Daniel: It is important to clarify that this is a research project. Many more validations need to take place before it can be offered to the population. The goal is to have a much larger number of samples to train our classifiers, ideally using samples from health studies. These studies follow hundreds of thousands of people for many years, and many of the participants develop cancer at some point, so blood samples are available before the cancer diagnosis. Then, once we are confident with the classifiers, a prospective trial need to test the accuracy for regulatory purposes, before the test can be offered. It is likely that a high-risk population (heavy smokers for example) is the best place to start.
BayBrazil: Is the early detection the only way to improve the cancer cure or is there research and development working on the cure in advanced stages of cancer?
Daniel: Most of the research today is focusing on treating advanced diseases. Immunotherapy is a good example.

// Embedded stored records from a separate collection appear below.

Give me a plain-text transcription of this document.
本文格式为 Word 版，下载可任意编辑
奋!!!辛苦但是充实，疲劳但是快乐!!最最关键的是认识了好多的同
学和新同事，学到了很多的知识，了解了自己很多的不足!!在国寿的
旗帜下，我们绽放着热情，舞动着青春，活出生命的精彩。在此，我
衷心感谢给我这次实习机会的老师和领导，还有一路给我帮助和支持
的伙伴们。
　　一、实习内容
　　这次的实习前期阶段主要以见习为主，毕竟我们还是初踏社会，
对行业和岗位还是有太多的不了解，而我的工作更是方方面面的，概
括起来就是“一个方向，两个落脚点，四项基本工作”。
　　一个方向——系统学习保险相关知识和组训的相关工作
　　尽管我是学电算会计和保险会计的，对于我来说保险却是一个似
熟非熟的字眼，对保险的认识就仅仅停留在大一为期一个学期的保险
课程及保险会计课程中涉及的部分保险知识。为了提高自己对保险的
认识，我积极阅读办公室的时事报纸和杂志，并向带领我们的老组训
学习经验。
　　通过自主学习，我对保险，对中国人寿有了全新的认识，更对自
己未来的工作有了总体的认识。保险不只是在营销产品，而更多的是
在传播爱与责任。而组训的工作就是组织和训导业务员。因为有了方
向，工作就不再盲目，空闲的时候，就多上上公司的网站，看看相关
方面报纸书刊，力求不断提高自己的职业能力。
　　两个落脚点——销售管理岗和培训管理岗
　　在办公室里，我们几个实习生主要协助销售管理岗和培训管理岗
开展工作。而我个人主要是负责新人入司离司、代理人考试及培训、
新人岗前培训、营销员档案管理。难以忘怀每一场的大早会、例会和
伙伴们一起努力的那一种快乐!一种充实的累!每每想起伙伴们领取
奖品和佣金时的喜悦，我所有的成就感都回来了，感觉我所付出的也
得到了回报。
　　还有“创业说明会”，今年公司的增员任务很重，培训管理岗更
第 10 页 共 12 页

BayBrazil: How committed are the commercial companies in the development of cancer detection and cure?
Daniel: Very committed. There are a few high-profile companies based in California trying to develop novel cancer early detection approaches. Grail and Freenome are two big examples, using genomics and AI.
BayBrazil: How is cancer research in Brazil? Is any academic team or company developing studies in the field?
Daniel: There is a lot of high quality cancer research in Brazil, mostly in the academic setting. I’m not aware of specific research on this field of liquid biopsy for cancer early detection.
BayBrazil: Tell us about your career and if it would be possible to develop this research in Brazil.
Daniel: I did my PhD training in immunology at University of Sao Paulo, my supervisor was Dr. Gustavo Amarante-Mendes, an expert in cancer immunology. Then, I did a postdoctoral training in Los Angeles under the supervision of Dr. Peter Jones a pioneer in the field of cancer epigenetics. After this postdoctoral training, I started my own group at Princess Margaret Cancer Centre / University of Toronto, focusing on merging Cancer Epigenetics, Cancer immunology and computational biology.
Regarding the second part of your question, I believe there is a strong scientific community in Brazil focusing on cancer research and very important resources in terms of clinical samples from a large and diverse population. However, more funding is necessary to develop new technologies.